Researchers from NOAA‘s Northeast Fisheries Science Center (NEFSC) and their colleagues from the Massachusetts Division of Marine Fisheries (DMF), Stellwagen Bank National Marine Sanctuary (SBNMS), School of Marine Science & Technology at UMass Dartmouth (SMAST), and Cornell University’s Bioacoustics Research Program recently reported their findings, online, in the ICES Journal of Marine Science.
“Few current coastal cod spawning sites are known, especially given historical data that indicate many cod spawning sites once existed along the New England coast. Passive acoustics makes locating potential sites much easier.” said study co-author Sofie Van Parijs, who heads the passive acoustics group at NOAA Fisheries’ Woods Hole Laboratory.
The findings have implications for conservation and management of this iconic species and possibly for other recreational and commercial fish species. Species in more than 100 families of fish are known to produce sounds. The cod family contains several sound-producing species, including haddock (Melanogrammus aeglefinus), pollock (Pollachius virens) and Atlantic cod (Gadus morhua).
The researchers report on a 2011 pilot study in northern Massachusetts Bay. A single marine autonomous recording unit (MARU) was deployed at a depth of 51 meters (168 feet) within a seasonal fishery closure area established to protect a coastal cod spawning aggregation.
The MARU recorded continuously for 75 days during the spring spawning season, with the acoustic sounds confirmed as cod grunts. Cod were also captured in the vicinity of the MARU as part of a tagging study being conducted concurrenty at that time by the Massachusetts Division of Marine Fisheries (DMF) confirming that cod were present.
Male cod grunts were recorded on 98 percent of the recording days. The grunts, were most often heard during daylight hours, and were most common in late May and early June. The MARU was deployed from April 14 through June 27
“We acoustically captured the start of the 2011 spawning period but not the end,” said Van Parijs. “Future deployments of multiple MARUs over larger areas and in conjunction with tagging studies could help determine movement patterns of cod in the spring, and give a better picture of how cod are distributed within the spawning protection area. In addition, underwater cameras could provide insight into the structure of the spawning aggregation.”
Atlantic cod are known to gather in high concentrations in very small areas to spawn, sometimes forming vertical columns or “haystacks”. They often return to the same location to spawn, a behavior known as spawning site fidelity.

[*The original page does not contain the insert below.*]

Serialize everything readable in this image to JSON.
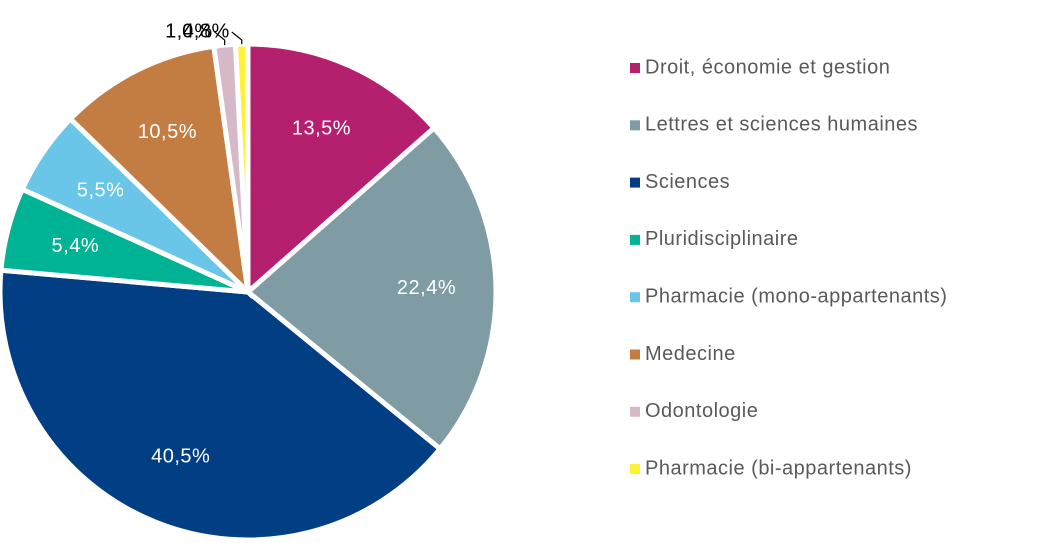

In the spring of 2012, the researchers deployed an array of nine MARUs in the same area as the 2011 pilot study to record cod acoustics through an entire spawning season and over a larger area.
Lead study author Keith Hernandez, formerly a researcher in Van Parijs’ group at NEFSC and now a graduate student at Moss Landing Marine Laboratories in California, says human-produced sounds might mask cod grunts in coastal areas with high human activity, an issue of concern since grunts and other sounds can be used to advertise for females and warn off competitors.
The next steps for passive acoustic monitoring are to explore the size and extent of known cod aggregations, and to locate other spawning aggregations in the Gulf of Maine and Georges Bank region. Researchers also need to determine if the grunt data can be used to develop an index of relative cod abundance.
“We’re already looking at the acoustic data we’ve collected from other projects in the region, including the Ocean Noise Budget in the Stellwagen Bank National Marine Sanctuary and other offshore monitoring studies,” said Van Parijs. “We continue to work with colleagues at the Mass DMF, whose cod tagging studies contribute core information and complement federal efforts.”
The study was funded by NOAA’s Ocean Acoustics Program.